The final chapters of the book go on for too long, with too many twists and turns of plot, necessitating occasions on which Gotán is attacked, captured, escapes or himself attacks others – and the other protagonists, some introduced right at the end of the book, are over-complex in motivation, rationales and actions -- believability is somewhat sacrificed, not least in the illogical character of “Negra”. Yet at the very end, the novel returns to the core of the track it’s been on throughout: the strong basic plot of what happened to Edmundo and his daughter Isabel and why, together with the true story of how Gotán has come to be in a Patagonian mine with a woman who is after his life. It’s a powerful story, and a strong novel – one which I highly recommend.

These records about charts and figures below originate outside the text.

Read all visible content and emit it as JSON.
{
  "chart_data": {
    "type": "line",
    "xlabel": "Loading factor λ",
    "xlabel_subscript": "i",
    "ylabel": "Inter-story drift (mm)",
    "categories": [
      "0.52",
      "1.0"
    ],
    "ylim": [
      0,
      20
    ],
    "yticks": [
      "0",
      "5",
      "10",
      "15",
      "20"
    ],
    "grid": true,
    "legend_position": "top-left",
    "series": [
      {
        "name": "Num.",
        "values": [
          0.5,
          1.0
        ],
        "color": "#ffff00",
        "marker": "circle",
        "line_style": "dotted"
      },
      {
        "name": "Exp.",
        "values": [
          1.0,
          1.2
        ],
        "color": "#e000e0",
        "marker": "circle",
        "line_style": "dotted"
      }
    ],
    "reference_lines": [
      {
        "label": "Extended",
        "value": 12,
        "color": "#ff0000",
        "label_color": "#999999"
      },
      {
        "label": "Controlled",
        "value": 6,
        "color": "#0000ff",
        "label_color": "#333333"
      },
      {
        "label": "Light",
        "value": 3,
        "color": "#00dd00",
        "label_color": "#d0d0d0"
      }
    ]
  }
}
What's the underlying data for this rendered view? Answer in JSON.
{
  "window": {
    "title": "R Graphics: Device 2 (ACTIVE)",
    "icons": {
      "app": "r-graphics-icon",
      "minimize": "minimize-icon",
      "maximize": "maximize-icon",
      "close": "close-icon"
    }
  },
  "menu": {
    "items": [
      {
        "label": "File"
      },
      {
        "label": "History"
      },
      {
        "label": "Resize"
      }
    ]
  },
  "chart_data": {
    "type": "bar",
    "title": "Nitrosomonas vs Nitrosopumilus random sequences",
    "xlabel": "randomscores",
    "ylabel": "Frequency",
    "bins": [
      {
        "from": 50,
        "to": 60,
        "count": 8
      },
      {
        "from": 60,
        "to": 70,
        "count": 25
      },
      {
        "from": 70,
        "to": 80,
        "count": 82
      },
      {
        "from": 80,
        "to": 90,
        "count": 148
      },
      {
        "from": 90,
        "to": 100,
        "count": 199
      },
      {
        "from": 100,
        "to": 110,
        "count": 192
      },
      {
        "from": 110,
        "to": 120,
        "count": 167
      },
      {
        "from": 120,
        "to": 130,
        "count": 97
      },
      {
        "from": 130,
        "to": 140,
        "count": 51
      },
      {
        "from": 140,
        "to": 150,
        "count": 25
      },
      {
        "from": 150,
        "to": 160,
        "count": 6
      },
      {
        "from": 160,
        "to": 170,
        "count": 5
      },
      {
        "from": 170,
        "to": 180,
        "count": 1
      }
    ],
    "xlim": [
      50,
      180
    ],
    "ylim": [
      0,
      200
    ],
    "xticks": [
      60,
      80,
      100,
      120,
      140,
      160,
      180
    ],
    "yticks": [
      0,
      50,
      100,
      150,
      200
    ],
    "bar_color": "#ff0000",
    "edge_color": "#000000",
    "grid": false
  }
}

“Argentina was like some huge, sleeping beast, a mythical elephant like those the ancients believed held up the world. It had just shaken off a president and all its ministers. It got rid of them because they did not know how to steer it, could only torment it with their absurd decisions on a journey to nowhere. Today the beast was resting, digesting, occasionally regurgitating its favourite, its only nourishment: madness.”
Guillermo Orsi was born in Buenos Aires, where he lives and works as a journalist. His previous novel Suenos de perro won the Semana Begra Umbriel Award in 2004.
Nick Caistor has translated many novels from the Spanish, including The Buenos Aires Quartet by Manuel Vazquez Montalban.
I thank the publisher, MacLehose Press/Quercus, for so kindly sending me a copy of this book.
Maxine - Thanks, as always, for this excellent review. You really do have an unfortunate effect on my TBR list ; ).
Posted by: Margot Kinberg | 15 June 2010 at 19:32
Great review Maxine. And glad you introduce me another Spanish speaking author. LOL.
Posted by: Jose Ignacio Escribano | 15 June 2010 at 20:12
Thanks for another excellent review that will damage my bank balance. This seems the sort of book I will enjoy. I think Argentina was the fourth richest country in the world after the Second World War, until it was ruined by politicians.
Posted by: Norm | 16 June 2010 at 09:37
"black comedy and knowing cynicism". Nuff said, I'm in. Thanks as always for the excellent insight.
Posted by: Bernadette | 16 June 2010 at 13:20
Thanks, Maxine--you make it sound like a "must read."
Glenn
Posted by: Glenn Harper | 16 June 2010 at 17:55
This looks very good and it gives a new horizon as far as learning about Argentina's economic and social circumstances. I wish I could keep up with the speedreaders here, but it will go on my TBR list.
Posted by: [email protected] | 17 June 2010 at 01:25
Awesome review by Guillermo Orsi on this topic.
it is interested to read.
Posted by: Private Investigator in Dorado Hills | 17 June 2010 at 09:17
Thanks, everyone - this is definitely a book that is highly individual; even though it isn't perfect and is quite long, I really liked it, partly for the way that everything about Argentina is woven into the plot.